Washington Gladden

Prophet of the Social Gospel

Washington Gladden (February 11, 1836-July 2, 1918) was one of the earliest and most influential proponents of the Social Gospel Movement. The Social Gospel Movement was a religious movement that grew out of the industrial and urban revolutions of the late 19thcentury. Its advocates believed that salvation was the symbiotic relationship between the personal and the social. One could not separate one’s own personal salvation from the salvation of the world. In practice, the Social Gospel meant everyday service to others and a commitment to social justice for all. 

 

Solomon Washington Gladden was born in Pottsgrove, Pa., and grew up on a family farm in northern New York. After graduating from Williams College, he wrote, edited magazines, and served as a pastor in New York, Massachusetts, and finally in Columbus, Ohio, where he served as Senior Minister of The First Congregational Church, then located on the north side of Capitol Square, for 35½ years. Gladden never completed a theological degree. But by life’s end, he had received 35 honorary doctorates and lectured, among other places, at Notre Dame, Yale, Oxford, and Harvard twice. The Ohio Historical Society contains many of Gladden’s writings – including 66 books and pamphlets, over 90 articles from papers and periodicals, and more than 2,500 sermons, plus additional speeches, reports, and personal papers. All of these were written with a quill pen including his famous hymn, O Master Let Me Walk With Thee.

 

At First Congregational Church, Columbus, Gladden’s preaching led to sizeable membership growth and wide community impact. Gladden believed God was present in human affairs and consequently he preached regularly on critical and relevant issues of the day. He preached twice each Sunday – in the morning and evening. His evening sermons were reprinted on page 1 of The Ohio State Journal every Monday morning. The topics ranged from equal rights for women and African Americans, to labor rights, to the impact of capitalism and socialism on Christianity, to the expansion of cultural and recreational opportunities in America’s cities, to international peace. 

 

Gladden’s activities paralleled his preaching. In Columbus, he served a term on the city council, helped parishioners establish two settlement houses (Gladden Community House and the Godman Guild), served on the Board of Trade, launched new congregations in underserved neighborhoods, condemned waves of anti-Catholicism, promoted religious cooperation, ministered to students and faculty at the Ohio State University and encouraged influential members to apply Social Gospel principles in their factories and shops. At his death, The Ohio State Journal announced  that Columbus had lost its “First Citizen.”

 

Beyond Columbus and Ohio, Gladden worked for reforms that gave the Progressive Era of the early 20thcentury its character. His work won the friendship of Theodore Roosevelt and the admiration of Woodrow Wilson, William Jennings Bryant, Jane Addams, among many others. 

 

Near the end of his life, Gladden said all religion came down to “friendship.” In Recollections, he concludes with these beliefs about the meaning of the Christian faith:

 

I am fain to believe that the time is drawing near when the Christian Church will be able to discern and declare the simple truth that religion is nothing but Friendship, friendship with God and with all people… Religion is Friendship – friendship first with the Great Companion, of whom Jesus told us, is always nearer to us than we are to ourselves, and whose inspiration and help us the greatest fact of human experience.
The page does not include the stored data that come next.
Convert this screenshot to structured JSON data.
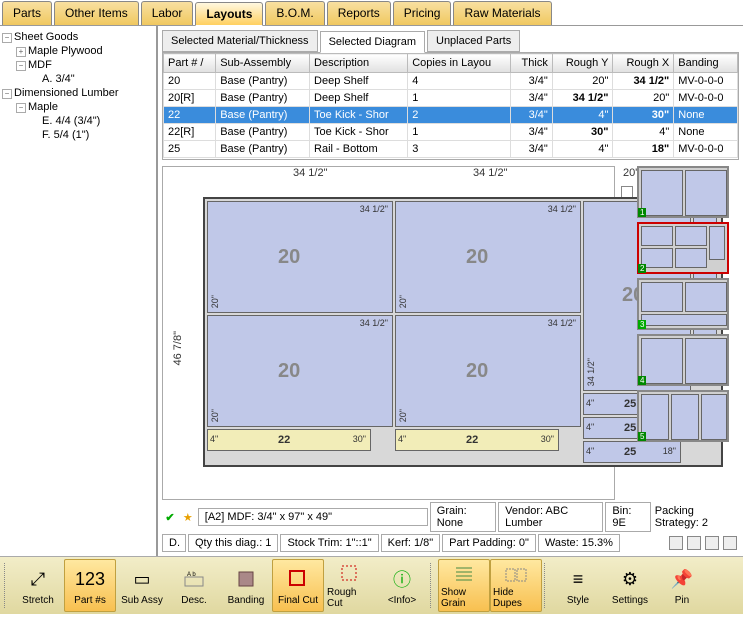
{
  "tabs": [
    "Parts",
    "Other Items",
    "Labor",
    "Layouts",
    "B.O.M.",
    "Reports",
    "Pricing",
    "Raw Materials"
  ],
  "active_tab": "Layouts",
  "tree": {
    "sheet_goods": "Sheet Goods",
    "maple_plywood": "Maple Plywood",
    "mdf": "MDF",
    "mdf_a": "A. 3/4\"",
    "dim_lumber": "Dimensioned Lumber",
    "maple": "Maple",
    "maple_e": "E. 4/4 (3/4\")",
    "maple_f": "F. 5/4 (1\")"
  },
  "inner_tabs": [
    "Selected Material/Thickness",
    "Selected Diagram",
    "Unplaced Parts"
  ],
  "active_inner_tab": "Selected Diagram",
  "grid": {
    "cols": [
      "Part # /",
      "Sub-Assembly",
      "Description",
      "Copies in Layou",
      "Thick",
      "Rough Y",
      "Rough X",
      "Banding"
    ],
    "rows": [
      {
        "p": "20",
        "s": "Base (Pantry)",
        "d": "Deep Shelf",
        "c": "4",
        "t": "3/4\"",
        "ry": "20\"",
        "rx": "34 1/2\"",
        "b": "MV-0-0-0"
      },
      {
        "p": "20[R]",
        "s": "Base (Pantry)",
        "d": "Deep Shelf",
        "c": "1",
        "t": "3/4\"",
        "ry": "34 1/2\"",
        "rx": "20\"",
        "b": "MV-0-0-0"
      },
      {
        "p": "22",
        "s": "Base (Pantry)",
        "d": "Toe Kick - Shor",
        "c": "2",
        "t": "3/4\"",
        "ry": "4\"",
        "rx": "30\"",
        "b": "None",
        "sel": true
      },
      {
        "p": "22[R]",
        "s": "Base (Pantry)",
        "d": "Toe Kick - Shor",
        "c": "1",
        "t": "3/4\"",
        "ry": "30\"",
        "rx": "4\"",
        "b": "None"
      },
      {
        "p": "25",
        "s": "Base (Pantry)",
        "d": "Rail - Bottom",
        "c": "3",
        "t": "3/4\"",
        "ry": "4\"",
        "rx": "18\"",
        "b": "MV-0-0-0"
      }
    ]
  },
  "ruler": {
    "x": [
      "34 1/2\"",
      "34 1/2\"",
      "20\"",
      "4\""
    ],
    "y": "46 7/8\""
  },
  "parts": {
    "p20": "20",
    "d34": "34 1/2\"",
    "d20": "20\"",
    "d4": "4\"",
    "d30": "30\"",
    "p22": "22",
    "p25": "25",
    "d18": "18\""
  },
  "info1": {
    "sheet": "[A2] MDF: 3/4\" x 97\" x 49\"",
    "grain": "Grain: None",
    "vendor": "Vendor: ABC Lumber",
    "bin": "Bin: 9E",
    "packing_label": "Packing Strategy: 2"
  },
  "info2": {
    "d": "D.",
    "qty": "Qty this diag.: 1",
    "stock": "Stock Trim: 1\"::1\"",
    "kerf": "Kerf: 1/8\"",
    "pad": "Part Padding: 0\"",
    "waste": "Waste: 15.3%"
  },
  "toolbar": {
    "stretch": "Stretch",
    "partns": "Part #s",
    "subassy": "Sub Assy",
    "desc": "Desc.",
    "banding": "Banding",
    "finalcut": "Final Cut",
    "roughcut": "Rough Cut",
    "info": "<Info>",
    "showgrain": "Show Grain",
    "hidedupes": "Hide Dupes",
    "style": "Style",
    "settings": "Settings",
    "pin": "Pin"
  }
}
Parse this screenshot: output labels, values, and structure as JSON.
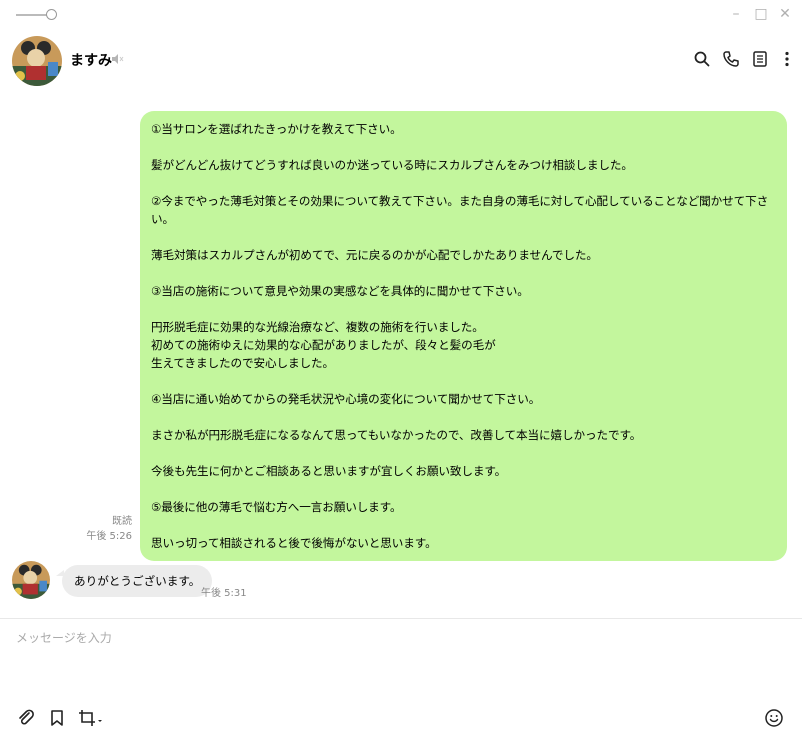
{
  "window": {
    "minimize_glyph": "–",
    "maximize_glyph": "□",
    "close_glyph": "✕"
  },
  "header": {
    "contact_name": "ますみ"
  },
  "messages": {
    "me": {
      "text": "①当サロンを選ばれたきっかけを教えて下さい。\n\n髪がどんどん抜けてどうすれば良いのか迷っている時にスカルプさんをみつけ相談しました。\n\n②今までやった薄毛対策とその効果について教えて下さい。また自身の薄毛に対して心配していることなど聞かせて下さい。\n\n薄毛対策はスカルプさんが初めてで、元に戻るのかが心配でしかたありませんでした。\n\n③当店の施術について意見や効果の実感などを具体的に聞かせて下さい。\n\n円形脱毛症に効果的な光線治療など、複数の施術を行いました。\n初めての施術ゆえに効果的な心配がありましたが、段々と髪の毛が\n生えてきましたので安心しました。\n\n④当店に通い始めてからの発毛状況や心境の変化について聞かせて下さい。\n\nまさか私が円形脱毛症になるなんて思ってもいなかったので、改善して本当に嬉しかったです。\n\n今後も先生に何かとご相談あると思いますが宜しくお願い致します。\n\n⑤最後に他の薄毛で悩む方へ一言お願いします。\n\n思いっ切って相談されると後で後悔がないと思います。",
      "read_label": "既読",
      "time": "午後 5:26"
    },
    "them": {
      "text": "ありがとうございます。",
      "time": "午後 5:31"
    }
  },
  "composer": {
    "placeholder": "メッセージを入力"
  },
  "icons": {
    "search": "search-icon",
    "call": "phone-icon",
    "notes": "notes-icon",
    "more": "more-vertical-icon",
    "mute": "speaker-muted-icon",
    "attach": "paperclip-icon",
    "bookmark": "bookmark-icon",
    "crop": "crop-icon",
    "emoji": "smiley-icon"
  },
  "colors": {
    "my_bubble": "#c3f69d",
    "their_bubble": "#ececec",
    "meta_text": "#888888"
  }
}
To be in harmony with God’s purposes, to be open to his suggestions, to be in conscious fellowship with Him – this is religion on its Godward side.

Then, turning manward, friendship sums it all up. To be friends with everybody, to fill every human relation with the spirit of friendship, is there anything more than this, that the wisest and best of Men can hope to do?

 

Washington Gladden died in Columbus, July 2, 1918. He is buried in Greenlawn Cemetery in Columbus with a simple stone – “Washington Gladden, 1836-1918.”